Altı çocuk babası 51 yaşındaki Lütfi, yakınlardaki Tulkerim kentinde küçük bir oda kiraladı. Ancak kuşatma altındaki kampta elektronik ev aletleri tamirhanesine erişimi olmadığı için kirayı ödeyecek geliri yok ve ailesinin geleceği konusunda endişeli.

asdfrgt
Tulkerim Mülteci Kampı’nda bir Filistinlinin üzerini arayan İsrail askeri (DPA)

Lütfi şunları söyledi: “Bizi 27 Ocak 2024'te yerlerimizden ettiler. Bizi evlerimizden çıkardılar ve geri gelmememizi söylediler. Bu yüzden altı aydır Tulkerim Mülteci Kampı’na dönmedik. Kendi başımıza oradan ayrıldık, çoğu insan yanına hiçbir şey almadı.”

Lütfi, durumu kendisinden daha kötü olan, aşırı kalabalık okullarda ya da tarım arazilerinde yaşamak zorunda kalan çok sayıda aile tanıdığını söyledi.
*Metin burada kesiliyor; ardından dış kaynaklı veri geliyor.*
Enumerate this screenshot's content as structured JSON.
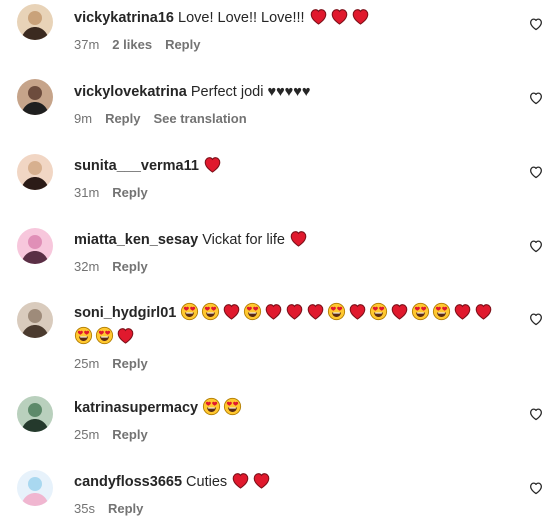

Lütfi, “Hükümetten ve insanların masraflarının karşılanması için yardım sözü veren hayırseverlerden yardım bekliyoruz” dedi.

cdfrgt
İsrail askerlerinin kestiği yolun kenarında bekleyen Tulkerim Mülteci Kampı sakinleri (DPA)

İşgal Edilmiş Topraklarda İnsan Hakları için İsrail Bilgi Merkezi (B'Tselem), İsrail operasyonlarının Batı Şeria'da Lütfi gibi on binlerce Filistinliyi evlerinden etmeye zorladığını bildirdi.

Bağımsız bir merkez olan B'Tselem, Tulkerim, Nur Şems ve Cenin mülteci kamplarında yaşayan yaklaşık 40 bin kişinin bu yıl askeri operasyonlar nedeniyle yerlerinden edildiğini belirtti.

İsrail, Batı Şeria'nın kuzeyindeki Tulkerim ve Cenin kentleri de dahil olmak üzere Filistinli militanların faaliyetlerine karşı harekete geçtiğini söylüyor.

Bir İsrail ordu sözcüsü dün yaptığı açıklamada şunları söyledi: “Bu, kuvvetlerin bölgede serbestçe hareket etmesine ve engellenmeden hareket etmesine izin vermek için binaların yıkılmasını gerektiriyor.”

dfvghy
Tulkerim Mülteci Kampı’ndaki İsrail askerleri (DPA)

Açıklamada, “Bu yapıları yıkma kararı operasyonel gerekliliğe dayanmaktadır ve alternatif seçenekler değerlendirildikten sonra alınmıştır” denildi.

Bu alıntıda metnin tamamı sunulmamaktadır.